As always there is much scrutiny after every budget and indeed after every autumn statement. Everyone trying to second guess the forecasts that have been made and putting their own spin on things.

Overall very little changes as a result of the autumn statement. In essence the government are going to be borrowing more money (around £23 billion) to spend on capital projects – infrastructure – through a new National Productivity Investment Fund. This will of course add to the mountain of debt and consequently increase interest payments.

On day-to-day spending there were some changes which have made the headlines such as reducing the taper rate for those on Universal Credit meaning working families will keep more of what they earn as their earnings increase. The big earner for the government on the income side is the increase from 10% to 12% in Insurance Premium Tax.

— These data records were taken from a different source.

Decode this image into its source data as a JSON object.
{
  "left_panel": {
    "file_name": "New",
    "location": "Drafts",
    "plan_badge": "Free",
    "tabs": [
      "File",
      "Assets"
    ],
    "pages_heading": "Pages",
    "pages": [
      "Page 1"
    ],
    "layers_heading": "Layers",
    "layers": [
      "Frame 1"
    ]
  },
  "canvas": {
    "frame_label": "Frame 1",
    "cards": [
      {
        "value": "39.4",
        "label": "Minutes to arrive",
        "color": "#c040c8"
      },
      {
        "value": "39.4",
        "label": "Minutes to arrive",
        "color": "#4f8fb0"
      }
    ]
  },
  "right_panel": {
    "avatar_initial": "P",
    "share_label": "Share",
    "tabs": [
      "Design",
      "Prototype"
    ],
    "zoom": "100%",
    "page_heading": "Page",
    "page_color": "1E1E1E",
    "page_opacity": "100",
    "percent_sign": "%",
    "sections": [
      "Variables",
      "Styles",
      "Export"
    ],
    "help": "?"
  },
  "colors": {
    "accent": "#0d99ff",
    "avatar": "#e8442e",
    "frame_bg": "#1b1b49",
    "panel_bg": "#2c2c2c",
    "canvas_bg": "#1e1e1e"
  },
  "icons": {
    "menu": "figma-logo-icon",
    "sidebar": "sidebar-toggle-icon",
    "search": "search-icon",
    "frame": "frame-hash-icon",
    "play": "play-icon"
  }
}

It still imperative the nation lives within its means and that means the government continuing to control public spending and protect the tax base i.e. Ensure everyone pays what they should. There were yet more measures announced yesterday to help in the constant battle between taxpayer and tax collector.

Autumn Statement 2016

The main event which affects family finances takes place today when the Chancellor makes the Autumn Statement. This is basically an update on the figures announced in the Budget earlier in the year. New forecasts will be made and invariably every Chancellor uses the opportunity to make slight adjustments to spending plans.

Before the main event there will be Questions to the Secretary of Scotland and then Questions to the Prime Minister. After the Autumn Statement there will be another in the series of debate being tabled by the government on the effects of the UK leaving the EU this time the focus will be on transport.